You may have seen this graphic when I shared it on LinkedIn and Twitter the other week. It shows what writing skills children typically develop at various ages. Understanding what’s appropriate for students developmentally is critical for an educator, especially educators who work with early elementary school students. Placing unrealistic expectations on young students causes frustration for all involved: teachers, parents and students. Knowing what skills are generally appropriate for certain ages, on the other hand, helps the adults involved properly nurture the development of growing writers.
I am all for challenging students and having high expectations, but my purpose in doing so is to create learning experiences that build confidence and boost self-esteem by giving my students the tools and guidance to be successful.
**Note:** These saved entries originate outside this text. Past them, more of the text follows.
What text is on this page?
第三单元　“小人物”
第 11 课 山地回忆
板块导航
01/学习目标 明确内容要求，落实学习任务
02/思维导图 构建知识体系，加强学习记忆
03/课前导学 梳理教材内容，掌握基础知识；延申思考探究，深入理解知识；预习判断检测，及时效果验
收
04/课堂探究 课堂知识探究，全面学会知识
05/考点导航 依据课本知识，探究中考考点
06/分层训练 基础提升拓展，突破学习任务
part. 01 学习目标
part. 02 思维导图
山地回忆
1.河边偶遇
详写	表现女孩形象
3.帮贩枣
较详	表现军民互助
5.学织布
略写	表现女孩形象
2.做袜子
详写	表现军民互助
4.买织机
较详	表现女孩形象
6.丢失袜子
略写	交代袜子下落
Learning experiences must be developmentally appropriate so students feel capable of accomplishing them and motivated to continue advancing their skills.
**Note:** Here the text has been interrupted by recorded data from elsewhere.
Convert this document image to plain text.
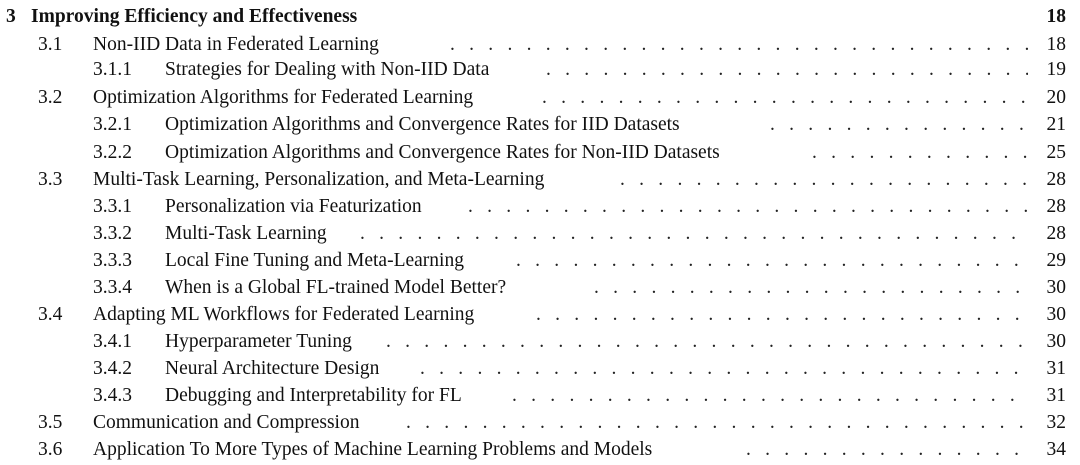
3 Improving Efficiency and Effectiveness	18
3.1 Non-IID Data in Federated Learning . . .	18
3.1.1 Strategies for Dealing with Non-IID Data . . .	19
3.2 Optimization Algorithms for Federated Learning . . .	20
3.2.1 Optimization Algorithms and Convergence Rates for IID Datasets . . .	21
3.2.2 Optimization Algorithms and Convergence Rates for Non-IID Datasets . . .	25
3.3 Multi-Task Learning, Personalization, and Meta-Learning . . .	28
3.3.1 Personalization via Featurization . . .	28
3.3.2 Multi-Task Learning . . .	28
3.3.3 Local Fine Tuning and Meta-Learning . . .	29
3.3.4 When is a Global FL-trained Model Better? . . .	30
3.4 Adapting ML Workflows for Federated Learning . . .	30
3.4.1 Hyperparameter Tuning . . .	30
3.4.2 Neural Architecture Design . . .	31
3.4.3 Debugging and Interpretability for FL . . .	31
3.5 Communication and Compression . . .	32
3.6 Application To More Types of Machine Learning Problems and Models . . .	34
In K and 1st Grade, students should learn to hold a pencil and form the letters. At first, they may only use letters to explain drawings or tell stories; then they move onto invented spelling and sight words and finally, develop better spelling skills as they learn phonics. Students will still be working on mastering spacing, capitalization and punctuation at ages 7-9. This is also when they will begin grouping ideas into paragraphs.
It often seems like we are pushing more onto students at younger ages. Although we as educators feel the stress of standards and the pressure for our students to be highly successful in the future, we should not transfer those adult concerns onto students. Let’s keep our expectations realistic and give our students a solid foundation for the future by focusing on the skills appropriate for their age. Rome wasn’t built in a day and neither are the leaders of tomorrow.
Do you feel the education system is asking too much of young students? Or do you feel current curriculums and standards are appropriate?